The Classic Example: Nectaly Mendoza

Owner of Herbs & Rye

Photo by Anthony Mair

Photo by Anthony Mair

ACHIEVEMENT: Opening its doors amid the recession on December 15, 2009, Herbs & Rye would not have survived its first three years without the perseverance and passion of Mendoza and his staff. Things got so challenging in 2011 that Mendoza had to sell his car to make payroll. Then he and his core employees began intense bar training, and the new steakhouse menu caught on. Just after midnight on January 1, 2012, he recalls saying, “We’re gonna kill it. We’re just fine.”

ROCK SOLID PHILOSOPHY: After flunking his Bellagio busser interview as a teen, Mendoza was given a chance to prove himself as a glass-polisher solely on the strength of his character. This is the core of his hiring philosophy: “It’s all faith,” Mendoza says. “I don’t need rock stars; I need rocks. Solid because they want to be solid, not because they think someone owes them something. The challenge isn’t in firing people, it’s in making them great.”

NO COMPROMISE: “Herbs & Rye is where you have a cocktail and say, ‘That’s how it’s supposed to taste,’” Mendoza says. “It doesn’t matter if I like my Hemingway daiquiri with sugar. We have to make it the right way. We have to go by the book and understand how the American palate was drinking at those times. Our education needs to never end.”
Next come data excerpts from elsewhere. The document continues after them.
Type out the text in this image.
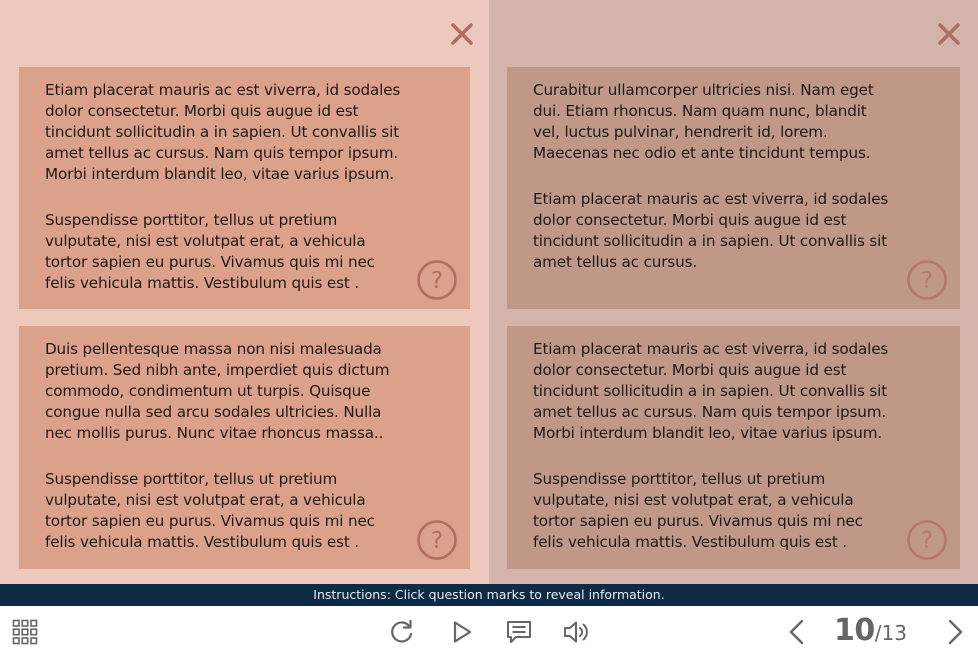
Etiam placerat mauris ac est viverra, id sodales
dolor consectetur. Morbi quis augue id est
tincidunt sollicitudin a in sapien. Ut convallis sit
amet tellus ac cursus. Nam quis tempor ipsum.
Morbi interdum blandit leo, vitae varius ipsum.

Suspendisse porttitor, tellus ut pretium
vulputate, nisi est volutpat erat, a vehicula
tortor sapien eu purus. Vivamus quis mi nec
felis vehicula mattis. Vestibulum quis est .	?

Duis pellentesque massa non nisi malesuada
pretium. Sed nibh ante, imperdiet quis dictum
commodo, condimentum ut turpis. Quisque
congue nulla sed arcu sodales ultricies. Nulla
nec mollis purus. Nunc vitae rhoncus massa..

Suspendisse porttitor, tellus ut pretium
vulputate, nisi est volutpat erat, a vehicula
tortor sapien eu purus. Vivamus quis mi nec
felis vehicula mattis. Vestibulum quis est .	?

Curabitur ullamcorper ultricies nisi. Nam eget
dui. Etiam rhoncus. Nam quam nunc, blandit
vel, luctus pulvinar, hendrerit id, lorem.
Maecenas nec odio et ante tincidunt tempus.

Etiam placerat mauris ac est viverra, id sodales
dolor consectetur. Morbi quis augue id est
tincidunt sollicitudin a in sapien. Ut convallis sit
amet tellus ac cursus.

?

Etiam placerat mauris ac est viverra, id sodales
dolor consectetur. Morbi quis augue id est
tincidunt sollicitudin a in sapien. Ut convallis sit
amet tellus ac cursus. Nam quis tempor ipsum.
Morbi interdum blandit leo, vitae varius ipsum.

Suspendisse porttitor, tellus ut pretium
vulputate, nisi est volutpat erat, a vehicula
tortor sapien eu purus. Vivamus quis mi nec
felis vehicula mattis. Vestibulum quis est .	?
Instructions: Click question marks to reveal information.
10/13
PASSING IT ON: Throughout the year, Mendoza visits Las Vegas elementary schools—including those he attended, where many of the students are undocumented, food insecure or face bleak futures—and creates an Iron Chef-style sundae bar. Not only is it a rare treat for the kids, it’s a chance for Mendoza to demonstrate how math, science and history apply to making it as a successful restaurant owner.